According to the new decrees, 922 people from state institutions, including 142 from the Justice Ministry, 29 from the Interior Ministry, 19 from the Defense Ministry and 120 academics from universities, were fired and ranks of 13 retired Turkish Armed Forces (TSK) officers were stripped of their rank. 

Two newspapers, one news agency and three foundations were also shut down by the decrees.

At least 23,427 academics (BBC reports), 4,272 judges and prosecutors and 22,920 military personnel have been purged from their jobs due to their real or alleged links to the Gülen movement, accused by Turkish government of mounting the botched coup attempt, a claim the movement denies.

The Turkish government has suspended or dismissed more than 146,000 people, including soldiers, judges, teachers, police officers and civil servants, since July 15 through government decrees issued as part of a state of emergency.
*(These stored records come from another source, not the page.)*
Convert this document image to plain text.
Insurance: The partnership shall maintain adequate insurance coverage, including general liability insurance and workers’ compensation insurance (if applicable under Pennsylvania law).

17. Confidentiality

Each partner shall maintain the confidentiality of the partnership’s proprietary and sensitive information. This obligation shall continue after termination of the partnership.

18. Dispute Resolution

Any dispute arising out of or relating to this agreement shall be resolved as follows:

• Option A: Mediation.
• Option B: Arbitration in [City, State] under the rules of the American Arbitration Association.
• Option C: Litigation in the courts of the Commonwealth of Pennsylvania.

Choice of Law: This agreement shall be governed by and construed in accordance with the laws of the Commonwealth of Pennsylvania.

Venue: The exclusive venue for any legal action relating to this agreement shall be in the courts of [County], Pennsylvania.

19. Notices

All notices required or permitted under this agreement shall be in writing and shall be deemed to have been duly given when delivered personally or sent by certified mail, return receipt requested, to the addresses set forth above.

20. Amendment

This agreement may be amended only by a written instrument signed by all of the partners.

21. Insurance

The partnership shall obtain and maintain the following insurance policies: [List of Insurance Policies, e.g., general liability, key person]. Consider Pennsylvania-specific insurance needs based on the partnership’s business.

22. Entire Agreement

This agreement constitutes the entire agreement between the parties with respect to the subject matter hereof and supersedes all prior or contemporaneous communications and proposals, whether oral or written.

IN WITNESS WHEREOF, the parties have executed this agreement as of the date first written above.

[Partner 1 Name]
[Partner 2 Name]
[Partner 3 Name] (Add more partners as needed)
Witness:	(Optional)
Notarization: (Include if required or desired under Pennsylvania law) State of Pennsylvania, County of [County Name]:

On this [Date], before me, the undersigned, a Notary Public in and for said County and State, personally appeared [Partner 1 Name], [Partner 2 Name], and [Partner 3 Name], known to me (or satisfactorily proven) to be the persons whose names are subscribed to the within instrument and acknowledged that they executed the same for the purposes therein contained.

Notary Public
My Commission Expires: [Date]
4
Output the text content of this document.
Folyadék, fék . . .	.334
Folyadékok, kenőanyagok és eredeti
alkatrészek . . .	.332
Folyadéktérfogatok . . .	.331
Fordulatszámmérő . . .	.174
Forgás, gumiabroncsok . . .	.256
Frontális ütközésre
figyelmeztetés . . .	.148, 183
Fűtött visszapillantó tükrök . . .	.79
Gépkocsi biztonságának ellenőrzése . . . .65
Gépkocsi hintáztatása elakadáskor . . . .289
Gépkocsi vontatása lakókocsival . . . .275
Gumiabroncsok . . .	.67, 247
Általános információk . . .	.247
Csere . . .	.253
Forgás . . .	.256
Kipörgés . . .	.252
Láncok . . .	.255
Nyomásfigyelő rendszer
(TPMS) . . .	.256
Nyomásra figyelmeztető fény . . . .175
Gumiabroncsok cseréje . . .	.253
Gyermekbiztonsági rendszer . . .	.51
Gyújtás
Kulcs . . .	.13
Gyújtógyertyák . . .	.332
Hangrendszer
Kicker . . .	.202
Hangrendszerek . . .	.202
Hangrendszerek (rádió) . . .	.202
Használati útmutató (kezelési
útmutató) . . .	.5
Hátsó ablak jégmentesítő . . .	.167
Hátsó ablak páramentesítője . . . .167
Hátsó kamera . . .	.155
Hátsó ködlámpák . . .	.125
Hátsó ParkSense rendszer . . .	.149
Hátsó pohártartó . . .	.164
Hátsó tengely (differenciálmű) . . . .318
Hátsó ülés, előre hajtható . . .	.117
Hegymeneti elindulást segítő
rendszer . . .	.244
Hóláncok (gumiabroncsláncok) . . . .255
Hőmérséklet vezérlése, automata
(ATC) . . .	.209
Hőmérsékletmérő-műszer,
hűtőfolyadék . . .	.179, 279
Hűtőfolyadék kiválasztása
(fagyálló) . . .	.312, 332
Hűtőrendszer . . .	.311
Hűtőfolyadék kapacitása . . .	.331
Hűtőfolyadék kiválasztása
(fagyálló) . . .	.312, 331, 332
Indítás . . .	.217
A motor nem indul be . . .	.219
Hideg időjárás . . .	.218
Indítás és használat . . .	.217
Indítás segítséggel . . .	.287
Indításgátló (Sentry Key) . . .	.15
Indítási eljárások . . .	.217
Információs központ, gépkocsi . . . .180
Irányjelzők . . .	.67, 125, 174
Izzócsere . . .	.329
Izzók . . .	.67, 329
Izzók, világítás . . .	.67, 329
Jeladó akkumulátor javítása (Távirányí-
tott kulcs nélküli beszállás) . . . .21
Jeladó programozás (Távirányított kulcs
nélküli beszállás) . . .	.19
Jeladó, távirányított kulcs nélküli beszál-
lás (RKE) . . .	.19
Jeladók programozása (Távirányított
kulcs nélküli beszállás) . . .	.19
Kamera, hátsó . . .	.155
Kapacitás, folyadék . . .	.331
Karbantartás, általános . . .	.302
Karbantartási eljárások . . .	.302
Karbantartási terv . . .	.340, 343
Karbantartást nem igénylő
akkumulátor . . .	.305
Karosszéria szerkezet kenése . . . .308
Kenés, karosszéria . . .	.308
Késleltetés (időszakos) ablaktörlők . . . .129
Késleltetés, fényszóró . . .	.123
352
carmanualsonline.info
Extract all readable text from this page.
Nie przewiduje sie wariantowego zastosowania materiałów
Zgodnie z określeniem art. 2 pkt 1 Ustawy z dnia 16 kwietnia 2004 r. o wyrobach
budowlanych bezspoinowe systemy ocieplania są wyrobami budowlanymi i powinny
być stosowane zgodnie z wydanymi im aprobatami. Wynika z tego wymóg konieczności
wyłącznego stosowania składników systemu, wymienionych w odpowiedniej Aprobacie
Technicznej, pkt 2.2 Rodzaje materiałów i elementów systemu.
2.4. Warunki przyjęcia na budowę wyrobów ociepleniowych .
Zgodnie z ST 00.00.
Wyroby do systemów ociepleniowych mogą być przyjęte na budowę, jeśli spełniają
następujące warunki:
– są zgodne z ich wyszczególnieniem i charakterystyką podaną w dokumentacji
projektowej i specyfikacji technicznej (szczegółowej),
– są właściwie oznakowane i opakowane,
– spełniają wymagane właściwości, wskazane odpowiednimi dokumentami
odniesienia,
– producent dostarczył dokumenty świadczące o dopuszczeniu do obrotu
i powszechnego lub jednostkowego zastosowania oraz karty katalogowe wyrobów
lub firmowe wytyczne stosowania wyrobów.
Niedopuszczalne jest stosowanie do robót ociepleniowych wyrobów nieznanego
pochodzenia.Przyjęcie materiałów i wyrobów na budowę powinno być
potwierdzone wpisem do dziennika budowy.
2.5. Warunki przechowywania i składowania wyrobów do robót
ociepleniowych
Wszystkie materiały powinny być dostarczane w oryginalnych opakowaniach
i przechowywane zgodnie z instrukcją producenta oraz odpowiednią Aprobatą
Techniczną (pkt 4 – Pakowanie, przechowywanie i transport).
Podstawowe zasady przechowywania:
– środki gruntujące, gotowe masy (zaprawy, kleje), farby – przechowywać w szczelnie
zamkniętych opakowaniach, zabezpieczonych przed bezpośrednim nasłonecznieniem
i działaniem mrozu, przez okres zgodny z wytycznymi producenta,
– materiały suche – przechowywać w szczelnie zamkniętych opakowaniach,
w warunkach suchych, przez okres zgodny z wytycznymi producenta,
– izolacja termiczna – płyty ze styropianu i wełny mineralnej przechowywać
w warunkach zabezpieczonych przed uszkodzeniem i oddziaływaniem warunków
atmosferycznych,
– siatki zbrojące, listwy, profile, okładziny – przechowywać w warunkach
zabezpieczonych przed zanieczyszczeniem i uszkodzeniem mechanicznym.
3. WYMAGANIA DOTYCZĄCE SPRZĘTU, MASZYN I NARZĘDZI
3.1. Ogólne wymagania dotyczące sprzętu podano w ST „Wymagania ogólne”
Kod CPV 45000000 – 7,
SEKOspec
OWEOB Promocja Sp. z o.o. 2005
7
Turkey survived a military coup attempt on July 15 that killed 249 people and wounded more than a thousand others. Immediately after the putsch, the Justice and Development Party (AKP) government along with President Recep Tayyip Erdoğan pinned the blame on the Gülen movement.

Fethullah Gülen, who inspired the movement, strongly denied having any role in the failed coup and called for an international investigation into it, but President Erdoğan — calling the coup attempt “a gift from God” — and the government initiated a widespread purge aimed at cleansing sympathizers of the movement from within state institutions, dehumanizing its popular figures and putting them in custody.

Turkish Justice Minister Bekir Bozdağ announced on July 7 that at least 50,504 people have been arrested and 168,801 are the subject of legal proceedings.